Entering the room after dinner, staff have completed the turndown service. Calming sleep music wafts out from the room’s iPad and the lights are dimmed. A tray with a teapot, and a square of chocolate Baileys fudge lies in wait on my luxurious king size bed.
A little dish of Islington Dream tea, touted as a ‘tried and tested Tasmanian brew [that] encourages the perfect night’s sleep’ sits next to a china teapot. This special touch really makes me feel welcome.
The hotel has free wi-fi, of course, and the room has a flat screen TV with cable channels for guests.

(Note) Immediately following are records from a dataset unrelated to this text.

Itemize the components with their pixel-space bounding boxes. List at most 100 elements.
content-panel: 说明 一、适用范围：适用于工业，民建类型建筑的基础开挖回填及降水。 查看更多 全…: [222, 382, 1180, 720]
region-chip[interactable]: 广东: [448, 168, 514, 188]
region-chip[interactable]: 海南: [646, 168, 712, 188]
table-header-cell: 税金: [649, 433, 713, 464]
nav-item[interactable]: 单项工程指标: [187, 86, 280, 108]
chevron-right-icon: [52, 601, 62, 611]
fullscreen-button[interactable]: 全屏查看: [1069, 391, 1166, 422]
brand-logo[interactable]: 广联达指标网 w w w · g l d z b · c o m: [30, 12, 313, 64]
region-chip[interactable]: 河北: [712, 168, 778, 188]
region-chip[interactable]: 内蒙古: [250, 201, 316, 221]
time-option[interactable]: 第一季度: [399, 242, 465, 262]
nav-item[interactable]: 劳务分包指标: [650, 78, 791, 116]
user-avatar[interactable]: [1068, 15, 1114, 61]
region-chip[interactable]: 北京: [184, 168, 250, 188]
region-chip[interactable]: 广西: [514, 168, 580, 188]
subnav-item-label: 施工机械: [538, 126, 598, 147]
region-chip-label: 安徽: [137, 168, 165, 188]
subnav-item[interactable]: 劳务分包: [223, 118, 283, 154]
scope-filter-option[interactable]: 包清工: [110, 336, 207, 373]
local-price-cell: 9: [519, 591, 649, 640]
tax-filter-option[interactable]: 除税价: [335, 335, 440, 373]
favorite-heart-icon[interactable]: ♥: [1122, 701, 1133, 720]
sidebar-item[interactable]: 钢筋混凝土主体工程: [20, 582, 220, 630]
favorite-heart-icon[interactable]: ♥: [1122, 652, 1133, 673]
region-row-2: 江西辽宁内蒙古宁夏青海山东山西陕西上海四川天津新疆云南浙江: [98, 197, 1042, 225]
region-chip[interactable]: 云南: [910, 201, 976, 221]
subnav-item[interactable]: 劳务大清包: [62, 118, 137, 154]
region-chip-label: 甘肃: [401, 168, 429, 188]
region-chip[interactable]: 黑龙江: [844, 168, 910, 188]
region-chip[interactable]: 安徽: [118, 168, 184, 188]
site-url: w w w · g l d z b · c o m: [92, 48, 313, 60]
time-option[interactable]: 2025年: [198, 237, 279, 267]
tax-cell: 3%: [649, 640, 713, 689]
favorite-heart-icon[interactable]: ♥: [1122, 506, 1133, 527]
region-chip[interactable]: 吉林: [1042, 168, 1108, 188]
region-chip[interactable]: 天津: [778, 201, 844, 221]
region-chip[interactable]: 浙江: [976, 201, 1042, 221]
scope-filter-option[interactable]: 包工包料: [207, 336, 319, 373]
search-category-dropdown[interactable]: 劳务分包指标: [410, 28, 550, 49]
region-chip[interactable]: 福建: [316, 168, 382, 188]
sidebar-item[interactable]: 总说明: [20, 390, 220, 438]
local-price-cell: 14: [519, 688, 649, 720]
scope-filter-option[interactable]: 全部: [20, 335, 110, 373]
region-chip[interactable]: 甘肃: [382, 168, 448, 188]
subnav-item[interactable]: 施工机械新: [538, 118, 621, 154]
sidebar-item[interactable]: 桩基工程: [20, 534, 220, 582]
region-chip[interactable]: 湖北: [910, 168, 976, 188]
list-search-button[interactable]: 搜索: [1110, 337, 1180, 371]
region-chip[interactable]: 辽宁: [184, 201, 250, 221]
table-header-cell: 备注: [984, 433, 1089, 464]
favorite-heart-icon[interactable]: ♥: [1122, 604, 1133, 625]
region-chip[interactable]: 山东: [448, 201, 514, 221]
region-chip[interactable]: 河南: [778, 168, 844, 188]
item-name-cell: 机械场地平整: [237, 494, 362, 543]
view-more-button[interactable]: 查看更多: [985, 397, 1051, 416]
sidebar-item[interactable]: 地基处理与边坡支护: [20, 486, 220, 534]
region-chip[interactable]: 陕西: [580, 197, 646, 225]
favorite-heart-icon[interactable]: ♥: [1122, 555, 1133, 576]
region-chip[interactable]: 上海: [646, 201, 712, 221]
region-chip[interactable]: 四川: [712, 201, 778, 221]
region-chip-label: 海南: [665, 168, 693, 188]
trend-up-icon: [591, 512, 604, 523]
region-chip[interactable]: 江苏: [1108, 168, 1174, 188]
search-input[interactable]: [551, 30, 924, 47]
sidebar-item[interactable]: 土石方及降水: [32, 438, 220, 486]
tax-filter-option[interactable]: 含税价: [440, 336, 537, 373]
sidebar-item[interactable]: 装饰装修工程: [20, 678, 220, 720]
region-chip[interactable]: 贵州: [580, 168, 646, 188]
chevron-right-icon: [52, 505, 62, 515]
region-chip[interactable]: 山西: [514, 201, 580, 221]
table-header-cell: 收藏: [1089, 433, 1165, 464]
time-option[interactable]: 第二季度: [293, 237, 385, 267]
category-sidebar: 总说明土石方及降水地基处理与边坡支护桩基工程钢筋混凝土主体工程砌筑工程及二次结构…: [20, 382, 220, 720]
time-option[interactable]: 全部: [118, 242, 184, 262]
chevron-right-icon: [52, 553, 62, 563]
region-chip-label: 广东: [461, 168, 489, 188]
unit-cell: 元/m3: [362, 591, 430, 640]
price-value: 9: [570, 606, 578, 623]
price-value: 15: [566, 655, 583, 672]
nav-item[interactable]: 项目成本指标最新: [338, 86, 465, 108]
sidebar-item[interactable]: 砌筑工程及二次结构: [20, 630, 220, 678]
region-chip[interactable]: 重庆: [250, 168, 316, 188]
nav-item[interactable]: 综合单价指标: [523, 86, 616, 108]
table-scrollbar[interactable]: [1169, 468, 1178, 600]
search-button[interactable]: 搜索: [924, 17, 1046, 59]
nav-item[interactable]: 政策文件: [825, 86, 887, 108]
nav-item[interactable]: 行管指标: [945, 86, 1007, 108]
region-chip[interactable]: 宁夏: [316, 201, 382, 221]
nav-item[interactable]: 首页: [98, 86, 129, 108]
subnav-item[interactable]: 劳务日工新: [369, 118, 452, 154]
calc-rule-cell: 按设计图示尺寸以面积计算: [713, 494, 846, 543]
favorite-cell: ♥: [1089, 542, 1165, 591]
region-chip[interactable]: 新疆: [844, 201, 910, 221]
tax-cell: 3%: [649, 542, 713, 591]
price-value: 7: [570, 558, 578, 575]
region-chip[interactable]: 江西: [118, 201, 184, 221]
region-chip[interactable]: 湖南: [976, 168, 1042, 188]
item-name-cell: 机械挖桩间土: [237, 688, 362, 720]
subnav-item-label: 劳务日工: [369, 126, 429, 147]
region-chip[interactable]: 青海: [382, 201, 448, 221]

The Conservatory Restaurant is the centrepiece of the hotel. The double-height windows have views of kunanyi/Mt Wellington, manicured gardens and rambling kitchen garden beds. Tomato plants burst out of the middle of manicured low hedges like unruly children. Lavender, strong and green, stands up like sentinels on the borders. The infinity pool glistens in the sun the morning I am there and reflects the bright blue sky.
As well as using food grown on site, the chef, Zac Shearer, creates sensational food from local fare, composting food waste and recycling as much as possible to ensure the sustainability of the property. A continental breakfast showcasing seasonal, organic, Tasmanian food – delicious homemade fig yoghurt, muesli, stewed fruit, cakes, croissants, all in miniature – is available as well as a cooked-to-order breakfast. Homemade cakes and biscuits are laid out for guests all day on a table near the kitchen.

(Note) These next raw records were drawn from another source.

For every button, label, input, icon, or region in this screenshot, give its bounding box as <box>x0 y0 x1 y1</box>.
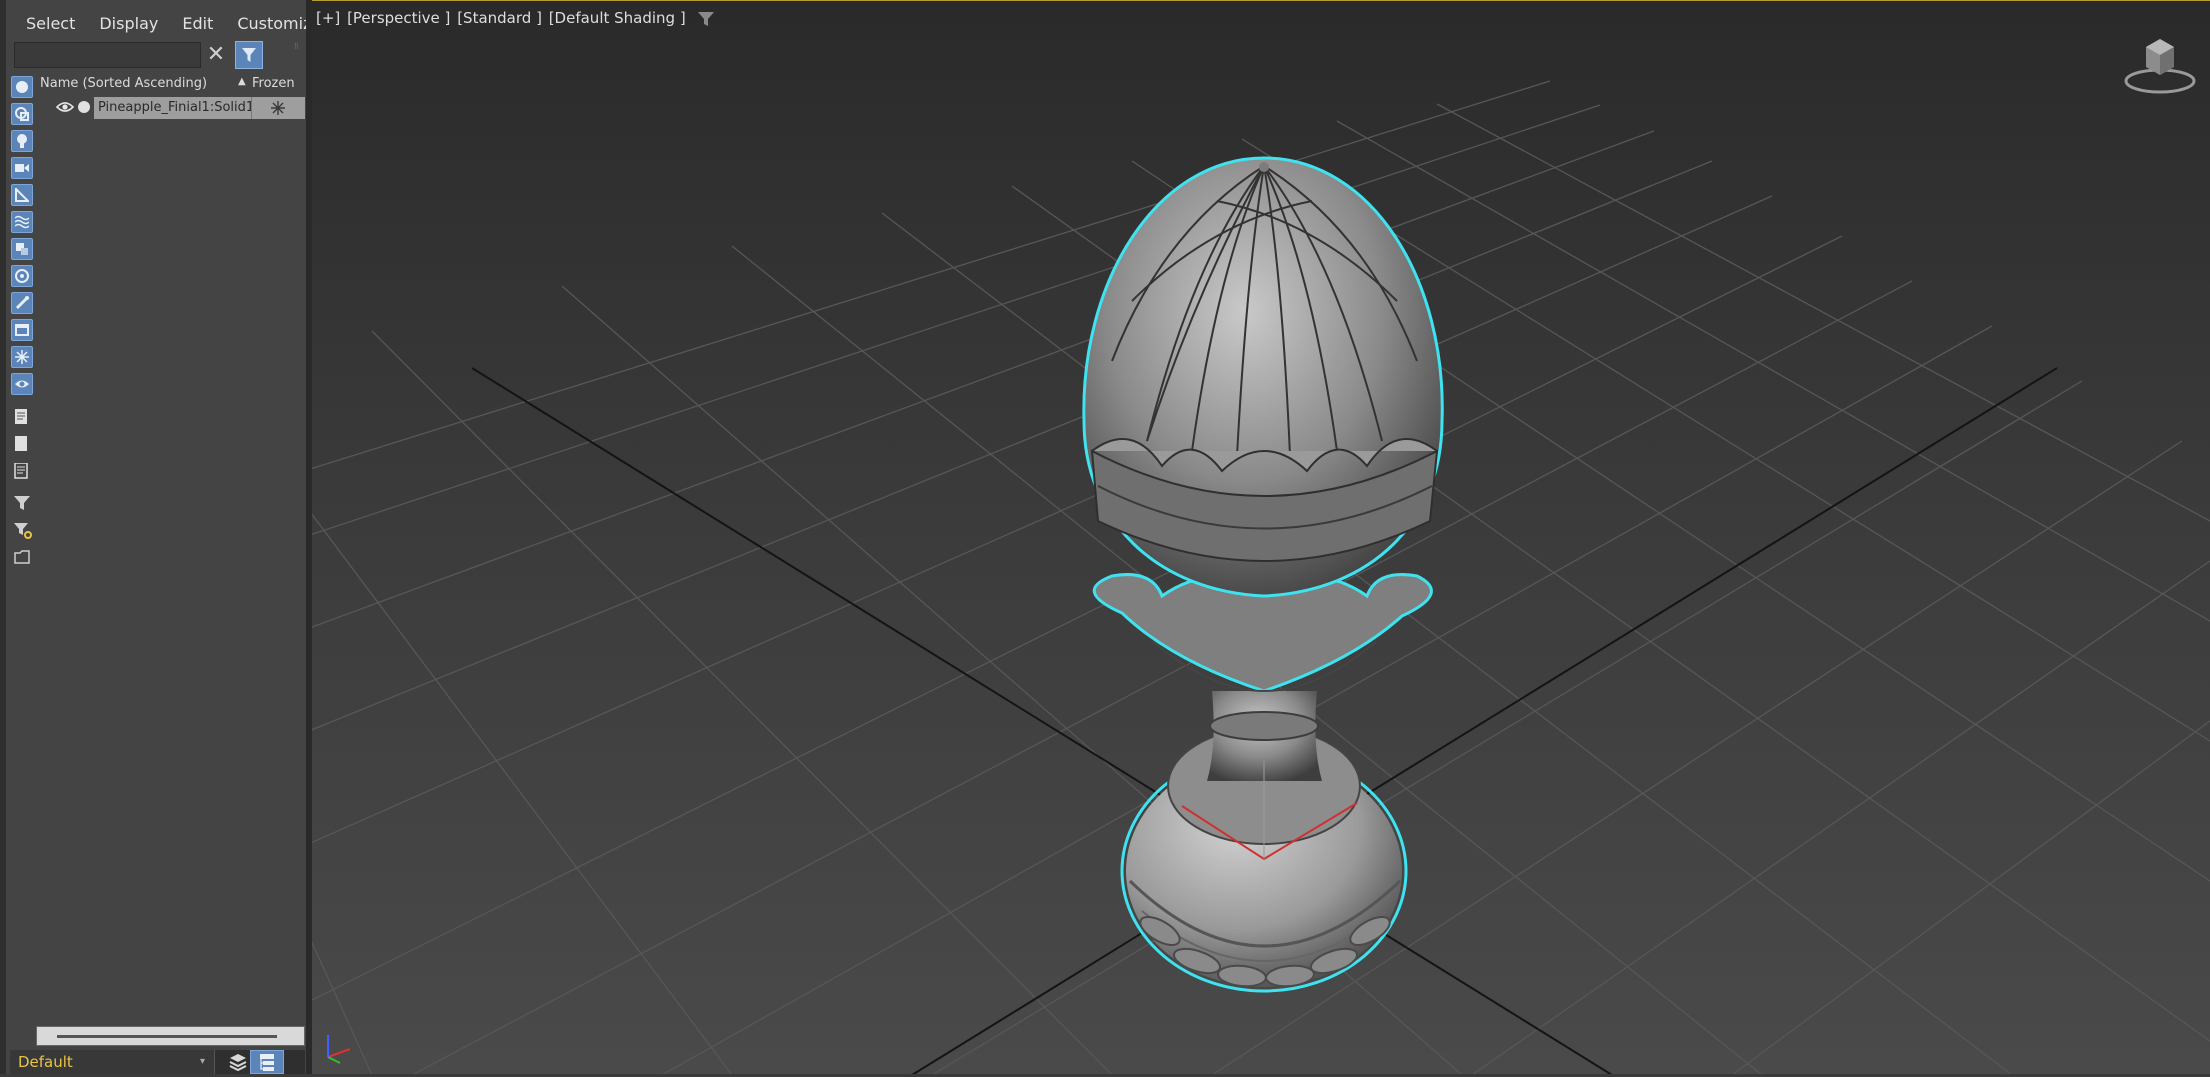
explorer-footer: Default ▾ <box>10 1050 305 1074</box>
select-filter-icon[interactable] <box>11 520 33 542</box>
sort-by-hierarchy-button[interactable] <box>250 1050 284 1074</box>
viewport-pov-menu[interactable]: [Perspective ] <box>347 9 450 27</box>
viewport-shading-menu[interactable]: [Default Shading ] <box>549 9 686 27</box>
eye-icon[interactable] <box>56 100 74 114</box>
layers-icon[interactable] <box>228 1052 248 1072</box>
panel-edge-strip <box>0 0 6 1074</box>
containers-filter-icon[interactable] <box>11 319 33 341</box>
clear-search-icon[interactable]: ✕ <box>203 42 229 68</box>
display-all-icon[interactable] <box>11 406 33 428</box>
horizontal-scrollbar[interactable] <box>36 1026 305 1046</box>
funnel-icon <box>242 48 256 62</box>
helpers-filter-icon[interactable] <box>11 184 33 206</box>
hierarchy-icon <box>260 1054 274 1071</box>
groups-filter-icon[interactable] <box>11 238 33 260</box>
viewport-general-menu[interactable]: [+] <box>316 9 340 27</box>
geometry-filter-icon[interactable] <box>11 76 33 98</box>
viewport-label-menu: [+] [Perspective ] [Standard ] [Default … <box>316 9 715 27</box>
viewport-scene <box>312 80 2210 1074</box>
hidden-filter-icon[interactable] <box>11 373 33 395</box>
panel-grip-icon[interactable]: ⁝⁝ <box>294 42 304 52</box>
bones-filter-icon[interactable] <box>11 292 33 314</box>
menu-edit[interactable]: Edit <box>170 12 225 38</box>
viewport-filter-icon[interactable] <box>698 11 715 26</box>
spacewarps-filter-icon[interactable] <box>11 211 33 233</box>
menu-select[interactable]: Select <box>14 12 87 38</box>
column-header-row: Name (Sorted Ascending) ▲ Frozen <box>38 76 305 94</box>
chevron-down-icon[interactable]: ▾ <box>200 1056 210 1068</box>
search-filter-button[interactable] <box>235 41 263 69</box>
folder-icon[interactable] <box>11 547 33 569</box>
menu-display[interactable]: Display <box>87 12 170 38</box>
perspective-viewport[interactable]: [+] [Perspective ] [Standard ] [Default … <box>312 0 2210 1074</box>
scrollbar-thumb[interactable] <box>57 1035 277 1038</box>
column-header-name[interactable]: Name (Sorted Ascending) <box>40 76 207 91</box>
filter-icon[interactable] <box>11 493 33 515</box>
shapes-filter-icon[interactable] <box>11 103 33 125</box>
grid-axis-x <box>471 367 1613 1074</box>
explorer-menubar: Select Display Edit Customize <box>14 12 333 38</box>
layer-dropdown[interactable]: Default <box>10 1050 215 1074</box>
xrefs-filter-icon[interactable] <box>11 265 33 287</box>
object-type-icon <box>78 101 90 113</box>
search-input[interactable] <box>14 42 201 68</box>
snowflake-icon <box>271 101 285 115</box>
table-row[interactable]: Pineapple_Finial1:Solid1 <box>38 97 305 119</box>
scene-explorer-panel: Select Display Edit Customize ✕ ⁝⁝ Name … <box>0 0 321 1074</box>
invert-display-icon[interactable] <box>11 460 33 482</box>
lights-filter-icon[interactable] <box>11 130 33 152</box>
pineapple-finial-object <box>1082 156 1444 993</box>
frozen-filter-icon[interactable] <box>11 346 33 368</box>
object-frozen-cell[interactable] <box>251 97 305 119</box>
column-header-frozen[interactable]: Frozen <box>252 76 295 91</box>
grid-axis-y <box>911 367 2058 1074</box>
cameras-filter-icon[interactable] <box>11 157 33 179</box>
sort-ascending-icon: ▲ <box>238 76 246 87</box>
axis-tripod-icon <box>327 1035 351 1064</box>
viewport-standard-menu[interactable]: [Standard ] <box>457 9 542 27</box>
viewcube-icon[interactable] <box>2120 29 2200 99</box>
display-none-icon[interactable] <box>11 433 33 455</box>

The conservatory is an airy space, but has cosy corners in which to enjoy a meal, especially when the open fireplace is roaring. Dinner is served from Wednesday to Sunday during summer. Meats and seafood from King Island and Cape Grim form the basis of this menu and everything from sourdough to preserves are created in the kitchen.
The Islington is an elegant, picturesque hotel with great food, little luxuries and welcoming staff to enhance your stay.
When I arrive, there is a private function underway but the hotel manager on duty comes to meet me in the car park. There is no reception desk, just a large welcoming hallway and parlour rooms off either side. The staff have an excellent ability to make guests feel special and comfortable. I really do feel like I’m visiting people I know, being welcomed warmly into their home and their lives. Excellent service is de rigueur at five-star boutique hotels, but the personal connections with Zac, Elise, Jess and the rest of the team well exceeded my expectations.
This is a property focused on tranquility and rest. As such, children over 15 are welcomed but younger children are not able to be catered for.
If possible, try to spend more than one day here to make good use of all the leisure spaces. If you book three nights, The Islington provides an airport transfer service.
Go soon to enjoy the view of kunanyi/Mt Wellington. Plans are underway to build a cable car across the Organ Pipes and the face of the mountain so it may never be the same again.
Follow the Rivulet Walk for 30 minutes to Salamanca Place, home to the famous Saturday markets and great Hobart cafes, best restaurants to eat and shops. The Mona ferry leaves from the wharf in town. The Islington is on the road up to kunanyi/Mt Wellington, and from here you can branch off on various bushwalks; the Rivulet Walk can also be taken up to the Cascades Female Factory Historic Site (25 minutes).
From $240 per night for an attic room and from $345 per night for a garden room with mountain views. Luxe packages are available for guests staying longer than three nights which include chauffeured transport to and from the airport and a personally tailored itinerary for the duration of your stay.